Se pratichiamo in questo modo, allora la disperazione e l’angoscia ci portano alla calma e alla pace. Quand’ero in Tailandia, attraversavo molti di questi stati negativi: solitudine, noia, ansia, dubbio, preoccupazione e disperazione. Ma, accettati così come sono, finiscono. E cosa resta quando non c’è più disperazione? Il Dhamma che stiamo osservando in questo momento, è sottile. Sottile non nel senso che è sublime, ma che è così ordinario, così qui e ora che non lo notiamo. Come l’acqua per il pesce. L’acqua fa talmente parte della sua vita che il pesce non la nota; anche se ci sta nuotando dentro. La coscienza sensoriale è qui, ora. E’ così. Non è distante. Non è in realtà difficile. Si tratta solo di prestare attenzione. La via che conduce fuori dalla sofferenza è la via della consapevolezza: attenta consapevolezza o saggezza.
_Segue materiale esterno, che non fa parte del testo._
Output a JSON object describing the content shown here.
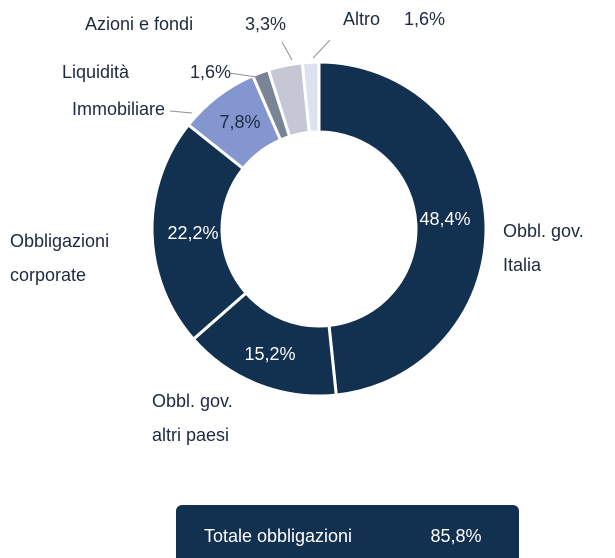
{
  "chart_data": {
    "type": "donut",
    "categories": [
      [
        "Obbl. gov.",
        "Italia"
      ],
      [
        "Obbl. gov.",
        "altri paesi"
      ],
      [
        "Obbligazioni",
        "corporate"
      ],
      [
        "Immobiliare"
      ],
      [
        "Liquidità"
      ],
      [
        "Azioni e fondi"
      ],
      [
        "Altro"
      ]
    ],
    "values": [
      48.4,
      15.2,
      22.2,
      7.8,
      1.6,
      3.3,
      1.6
    ],
    "value_labels": [
      "48,4%",
      "15,2%",
      "22,2%",
      "7,8%",
      "1,6%",
      "3,3%",
      "1,6%"
    ],
    "colors": [
      "#12304f",
      "#12304f",
      "#12304f",
      "#8496d0",
      "#7a8497",
      "#c5c8d4",
      "#dde3ee"
    ],
    "annotation": {
      "label": "Totale obbligazioni",
      "value_label": "85,8%"
    }
  }
}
Dunque, continuiamo a portare l’attenzione a come sono le cose. Se hai pensieri negativi, o provi risentimento, amarezza o irritazione, nota che effetto ha nel tuo cuore. Se inquesto periodo proviamo frustrazione o rabbia, va bene, perché abbiamo già messo in conto che possa accadere. Fa parte della pratica, è così che sono le cose. Ricordate, non stiamo cercando di diventare angeli o santi, nè di liberarci di tutte le nostre impurità e grossolanità per essere solo felici. Il regno umano è così! Può essere molto grossolano, come può essere puro. Puro e impuro fanno coppia. Conoscere la purezza e l’impurità è consapevolezza-saggezza. Conoscere che l’impurità è impermanente e priva di sé, è saggezza. Ma non appena ne facciamo un fatto personale, “oh non dovrei avere pensieri impuri”, ci blocchiamo di nuovo nel mondo della disperazione. Più cerchiamo di avere solo pensieri puri e più arrivano pensieri impuri. In questo modo possiamo star sicuri di essere infelici per tutti e due i mesi, è garantito. A causa dell’ignoranza, ci creiamo un mondo in cui possiamo solo essere infelici.
Dunque, nella consapevolezza o nella piena presenza mentale, felicità e infelicità hanno lo stesso valore: nessuna preferenza. La felicità è fatta così. L’infelicità così. Sorgono e svaniscono. La felicità resta felicità, non è infelicità. E l’infelicità resta infelicità, non è felicità. Ma è così com’è. Ma non appartiene a nessuno ed è tutta lì. E non ne soffriamo. La accettiamo, la conosciamo e la comprendiamo. Tutto ciò che sorge svanisce. Ogni dhamma è non sé.
Vi offro questo tema di riflessione.
Questo discorso è stato tratto da una antologia di insegnamenti di discepoli occidentali di Ajahn Chah, “Seeing the Way”, in corso di traduzione in italiano per future pubblicazioni.